Et si les Français comme Renault et surtout PSA apparaissent aujourd’hui plus rétifs que la concurrence à tirer un trait sur le diesel, c’est aussi parce la réorientation de leur outil industriel demande du temps. En attendant, il faut bien trouver des solutions pour satisfaire l’appétit retrouvé de la clientèle pour les blocs à essence. C’est ainsi que PSA doit se résoudre à importer quelques 90 000 moteurs Puretech de Chine durant ce premier semestre… A partir de mi-2019, l’usine de Tremery (Moselle) où sont notamment produits les blocs HDi sera d’ailleurs appelée à fabriquer des moteurs électriques. Une annonce intervenue en fin d’année dernière, alors justement que les inquiétudes sur l’avenir du site ne cessaient de croître.
Diesel bashing
Une mutation accélérée est en cours, au grand dam de nombre de professionnels : « le diesel bashing actuel nous paraît excessif », déplore Christophe Maurel, président de la branche des concessionnaires au Conseil national des professions de l’automobile (CNPA). « On a sûrement vendu trop de diesels par le passé, notamment à des petits rouleurs qui par définition n’en avaient pas besoin, mais là on va trop loin dans l’autre sens. Le diesel conserve des vertus. Pour qui parcourt 20 000 km par an, il reste plus adapté. Par rapport à l’essence, on a une consommation inférieure de 30% à puissance égale, et des émissions de CO2 qui restent donc plus faibles. D’un point de vue écologique, le diesel a des arguments à faire valoir. Sur les voitures de moins de 4,50 m., on a plus de demande en essence, mais au-delà le diesel est meilleur. Il faut que l’on revienne à plus de raison, en évitant tout manichéisme. De plus, ce discours anti-diesel est stressant pour le client qui ne sait plus ce qu’il doit faire de son diesel. »

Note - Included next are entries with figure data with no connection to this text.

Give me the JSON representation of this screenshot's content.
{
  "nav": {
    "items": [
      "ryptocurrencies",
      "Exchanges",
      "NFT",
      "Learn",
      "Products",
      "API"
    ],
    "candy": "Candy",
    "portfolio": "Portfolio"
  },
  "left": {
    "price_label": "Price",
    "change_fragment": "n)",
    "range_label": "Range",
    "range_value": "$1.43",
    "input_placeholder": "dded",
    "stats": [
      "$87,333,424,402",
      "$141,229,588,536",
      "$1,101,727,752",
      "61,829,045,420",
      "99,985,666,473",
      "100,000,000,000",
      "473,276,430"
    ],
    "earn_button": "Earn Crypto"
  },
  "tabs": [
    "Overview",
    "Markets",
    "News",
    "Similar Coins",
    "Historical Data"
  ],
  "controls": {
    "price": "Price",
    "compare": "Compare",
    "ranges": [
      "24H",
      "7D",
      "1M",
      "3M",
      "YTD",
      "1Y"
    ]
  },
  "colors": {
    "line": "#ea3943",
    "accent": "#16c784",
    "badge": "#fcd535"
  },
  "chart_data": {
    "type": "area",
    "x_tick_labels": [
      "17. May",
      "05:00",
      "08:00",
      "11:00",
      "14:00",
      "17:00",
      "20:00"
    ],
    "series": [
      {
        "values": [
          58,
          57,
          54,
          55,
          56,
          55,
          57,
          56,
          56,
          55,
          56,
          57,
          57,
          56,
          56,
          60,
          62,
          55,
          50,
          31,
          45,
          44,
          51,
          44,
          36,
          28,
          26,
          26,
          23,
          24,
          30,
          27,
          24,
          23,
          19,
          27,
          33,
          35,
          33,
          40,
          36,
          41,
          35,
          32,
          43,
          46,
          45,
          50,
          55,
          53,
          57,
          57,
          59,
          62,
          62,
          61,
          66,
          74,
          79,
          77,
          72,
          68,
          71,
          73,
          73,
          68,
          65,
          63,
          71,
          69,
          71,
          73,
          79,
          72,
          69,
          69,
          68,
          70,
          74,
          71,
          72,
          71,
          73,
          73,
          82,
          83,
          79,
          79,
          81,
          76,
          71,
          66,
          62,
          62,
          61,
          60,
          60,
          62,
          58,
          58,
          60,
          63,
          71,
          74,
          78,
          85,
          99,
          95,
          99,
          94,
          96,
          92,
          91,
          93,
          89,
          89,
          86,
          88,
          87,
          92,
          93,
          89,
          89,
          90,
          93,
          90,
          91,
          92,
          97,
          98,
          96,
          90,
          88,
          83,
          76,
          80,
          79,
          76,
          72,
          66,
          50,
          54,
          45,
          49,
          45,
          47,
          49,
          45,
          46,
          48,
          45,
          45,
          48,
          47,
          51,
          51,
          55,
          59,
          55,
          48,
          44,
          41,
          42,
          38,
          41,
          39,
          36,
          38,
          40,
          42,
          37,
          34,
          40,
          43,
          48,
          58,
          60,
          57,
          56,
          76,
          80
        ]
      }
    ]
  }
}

Une position que rejoint l'association « 40 millions d'automobilistes », laquelle déplore « cette intention malsaine d'opposer les Français entre eux, avec d'un côté les bons roulant à l'essence, et d'un autre les mauvais propriétaires de diesel. » Celle-ci s’était élevée il y a quelques mois contre l’alourdissement de la taxation sur le litre de gazole annoncée par le gouvernement : « Lorsqu'il s'agit de justifier la taxation des Français, beaucoup se sentent pousser des ailes écologistes » commentait alors Pierre Chasseray, délégué général de l'association. « Si la volonté de l'État était tout de même de rééquilibrer les taxes, mesure à laquelle « 40 millions d'automobilistes » est favorable, cela nécessiterait de le faire en abaissant la fiscalité essence, et non en augmentant celle des 80% d'automobilistes français ayant fait le choix du diesel sur les recommandations passées de l'État », renchérissait le président de l'association Daniel Quéro.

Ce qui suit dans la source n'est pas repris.